00:05 Bonjour Fabrice Arfi.
00:06 Bonjour.
00:07 Merci d'être avec nous ce matin.
00:09 Mediapart a 15 ans et pour l'occasion le journal en ligne dont vous êtes l'une des
00:12 grandes plumes sort un livre au seuil regroupant 15 des plus grandes enquêtes de votre journal.
00:17 Lorsque Mediapart a été lancé par Edouard Pleynel il y a 15 ans, rares étaient ceux
00:21 qui pariaient un copec sur ce journal en ligne payant réservé aux abonnés spécialisés
00:25 dans l'investigation.
00:26 Finalement 15 ans après vous avez déjoué tous les pronostics, vous comptez 210 000
00:30 abonnés, vous avez marqué la société française en révélant des affaires retentissantes.
00:35 Vous avez créé une marque, aussi un journal, un média connu de tous, qui est respecté
00:40 mais qui est aussi critiqué, du succès, des lecteurs et des ennemis.
00:46 Est-ce que c'est ça au fond Mediapart ?

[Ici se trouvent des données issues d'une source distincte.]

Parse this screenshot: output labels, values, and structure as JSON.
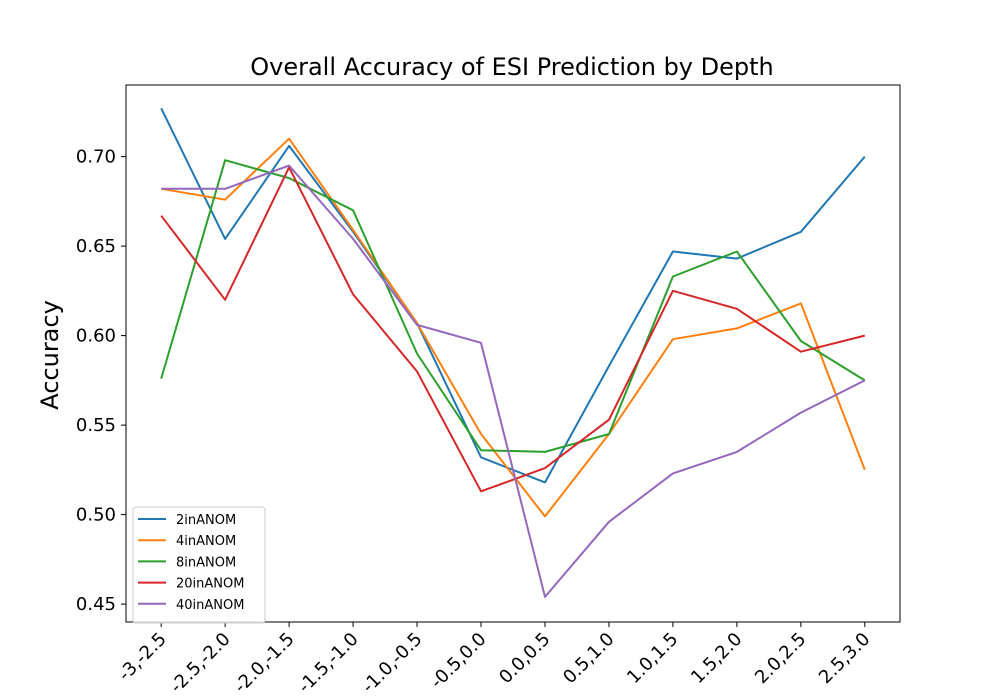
{
  "chart_data": {
    "type": "line",
    "title": "Overall Accuracy of ESI Prediction by Depth",
    "xlabel": "",
    "ylabel": "Accuracy",
    "categories": [
      "-3,-2.5",
      "-2.5,-2.0",
      "-2.0,-1.5",
      "-1.5,-1.0",
      "-1.0,-0.5",
      "-0.5,0.0",
      "0.0,0.5",
      "0.5,1.0",
      "1.0,1.5",
      "1.5,2.0",
      "2.0,2.5",
      "2.5,3.0"
    ],
    "yticks": [
      0.45,
      0.5,
      0.55,
      0.6,
      0.65,
      0.7
    ],
    "ytick_labels": [
      "0.45",
      "0.50",
      "0.55",
      "0.60",
      "0.65",
      "0.70"
    ],
    "ylim": [
      0.44,
      0.74
    ],
    "grid": false,
    "legend_position": "lower-left",
    "series": [
      {
        "name": "2inANOM",
        "color": "#1f77b4",
        "values": [
          0.727,
          0.654,
          0.706,
          0.658,
          0.607,
          0.532,
          0.518,
          0.583,
          0.647,
          0.643,
          0.658,
          0.7
        ]
      },
      {
        "name": "4inANOM",
        "color": "#ff7f0e",
        "values": [
          0.682,
          0.676,
          0.71,
          0.659,
          0.607,
          0.545,
          0.499,
          0.545,
          0.598,
          0.604,
          0.618,
          0.525
        ]
      },
      {
        "name": "8inANOM",
        "color": "#2ca02c",
        "values": [
          0.576,
          0.698,
          0.688,
          0.67,
          0.59,
          0.536,
          0.535,
          0.545,
          0.633,
          0.647,
          0.597,
          0.575
        ]
      },
      {
        "name": "20inANOM",
        "color": "#d62728",
        "values": [
          0.667,
          0.62,
          0.694,
          0.623,
          0.58,
          0.513,
          0.526,
          0.553,
          0.625,
          0.615,
          0.591,
          0.6
        ]
      },
      {
        "name": "40inANOM",
        "color": "#9467bd",
        "values": [
          0.682,
          0.682,
          0.695,
          0.654,
          0.606,
          0.596,
          0.454,
          0.496,
          0.523,
          0.535,
          0.557,
          0.575
        ]
      }
    ]
  }
}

00:47 Je dirais même que c'est ça un journal.
00:50 A partir du moment où on a décidé de mettre sur la table des informations d'intérêt
00:54 général et vérifier, ça crée du débat, ça crée de la discussion.
00:59 On essaye, mais comme le fait n'importe quel média, comme vous le faites ici, et
01:02 évidemment le service public, avec vous, de créer une grammaire commune, y compris
01:06 pour ne pas être d'accord.
01:08 Mais cette grammaire commune ça s'appelle les faits, les opinions, tout le monde peut
01:11 en avoir.
01:12 Et c'est ce qu'on essaye de faire méthodiquement, difficilement, de manière brouillonne, patiente
01:17 tous les jours.
01:18 On va en parler des critiques de Mediapart dans un instant, mais d'abord sur ce livre,
01:21 comment vous avez choisi ces 15 enquêtes qui paraissent dans le livre ?
01:25 Ça a été dur, non ? Parce que je rappelle que Mediapart a publié 6300 enquêtes en
01:30 15 ans.
01:31 En fait, vous en avez présélectionné 100 et vous avez demandé à vos lecteurs de choisir
01:34 les 15 plus marquantes, c'est ça ?
01:35 C'est ça, avec Michael Aschdenberg qui est l'autre personne qui dirige le pôle d'enquête
01:40 à Mediapart.
01:41 On a voulu faire ce livre comme on ferait une pause et on a sollicité ceux qui nous
01:45 lisent pour nous aider à construire le sommaire.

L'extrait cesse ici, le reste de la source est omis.